Daniel orders us food after making me tell him what I want and just like that we park off to the side and begin to eat.

"Can I ask you something?" I look up at him and wipe my hands off with a napkin, "Have you ever considered getting therapy?"

"I've already done therapy," Daniel sighs, "I feel like I should go visit a psychiatrist and get myself on medications for-

"No!" I shout and cover my mouth and how scratchy my throat is.

"Don't get medication. That can make it worse...maybe you should just talk to someone about the way you feel. Expressing your feelings helps you become more relaxed. You don't need to hide it anymore." I smile at him, clearing my throat as I grab the trash from my meal and throw it into the trash can by the street light next to the car.

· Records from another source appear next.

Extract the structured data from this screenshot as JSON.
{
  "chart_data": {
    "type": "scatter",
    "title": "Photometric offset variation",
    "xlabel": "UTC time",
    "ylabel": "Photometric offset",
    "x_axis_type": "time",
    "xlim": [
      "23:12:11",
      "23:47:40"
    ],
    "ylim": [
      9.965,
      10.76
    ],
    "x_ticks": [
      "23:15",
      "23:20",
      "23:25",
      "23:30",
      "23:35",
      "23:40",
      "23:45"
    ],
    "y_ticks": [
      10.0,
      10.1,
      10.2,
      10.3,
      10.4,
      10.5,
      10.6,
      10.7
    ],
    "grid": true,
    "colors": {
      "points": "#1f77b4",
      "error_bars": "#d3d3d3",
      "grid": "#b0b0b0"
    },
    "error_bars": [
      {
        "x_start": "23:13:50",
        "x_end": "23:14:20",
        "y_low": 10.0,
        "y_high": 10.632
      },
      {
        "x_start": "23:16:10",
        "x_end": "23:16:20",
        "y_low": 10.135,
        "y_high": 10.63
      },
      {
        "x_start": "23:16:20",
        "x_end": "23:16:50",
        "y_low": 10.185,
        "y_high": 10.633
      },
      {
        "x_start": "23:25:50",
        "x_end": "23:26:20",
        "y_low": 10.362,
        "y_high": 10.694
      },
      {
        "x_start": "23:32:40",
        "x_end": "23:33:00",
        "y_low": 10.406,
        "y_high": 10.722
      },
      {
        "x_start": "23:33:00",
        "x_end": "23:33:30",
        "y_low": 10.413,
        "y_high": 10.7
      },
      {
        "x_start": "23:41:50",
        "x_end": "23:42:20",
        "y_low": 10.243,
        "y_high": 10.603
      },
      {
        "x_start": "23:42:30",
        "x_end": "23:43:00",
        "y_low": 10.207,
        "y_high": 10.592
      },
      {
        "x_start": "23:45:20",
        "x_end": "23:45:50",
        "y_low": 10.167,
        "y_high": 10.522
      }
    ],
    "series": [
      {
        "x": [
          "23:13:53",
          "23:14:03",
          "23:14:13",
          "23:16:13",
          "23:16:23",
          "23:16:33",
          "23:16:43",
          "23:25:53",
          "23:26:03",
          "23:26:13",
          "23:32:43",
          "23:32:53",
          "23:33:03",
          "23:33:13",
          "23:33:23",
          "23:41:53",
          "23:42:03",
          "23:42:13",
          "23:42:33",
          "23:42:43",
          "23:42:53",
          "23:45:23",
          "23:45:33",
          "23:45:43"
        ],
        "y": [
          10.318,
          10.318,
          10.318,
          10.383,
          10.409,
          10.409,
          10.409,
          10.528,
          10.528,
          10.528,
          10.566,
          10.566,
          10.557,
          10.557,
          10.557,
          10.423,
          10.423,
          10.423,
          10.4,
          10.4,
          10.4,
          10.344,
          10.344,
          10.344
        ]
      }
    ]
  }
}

"Are you sick?" He asks me, his eyebrows furrowing together making me indicate that he's confused and trying to figure that out.

"It's a small cold I'll be fine." I shew him off, pushing at his shoulder but before I can pull my hand back he grasps on to it.

"No, it's not," he pauses, "You aren't allowed to be in classes with a fever Louise." He presses his other hand against my forehead and I pull back at how freezing cold the back of his hand feels.

"You should rest until it's gone."

I groan at Daniel in defeat knowing that he is right. I feel like a headache is coming upon me with how overwhelmed I am in my thoughts right now. Daniel literally tried to kill himself not even twenty four hours ago, I'm gonna miss class and work, I have things to take care of and-

"What?" Daniel says interrupting my thoughts.

"Just thinking," I mumble as I get out of the car, and Daniel and I switch seats. Him surprisingly letting me drive. I know he is terrified of my driving and will tease me by holding the handle right above the door just for fun.

I drive while my thoughts still try to consume me in this world pool. Especially focusing on the words Daniel said to me last night.

I'd wait for you.

He makes me feel like I put hope back into our relationship which makes me think that it is the only thing holding him back from pulling the trigger. It isn't like I've lost feelings for him, I just think it is best for us to focus on ourselves.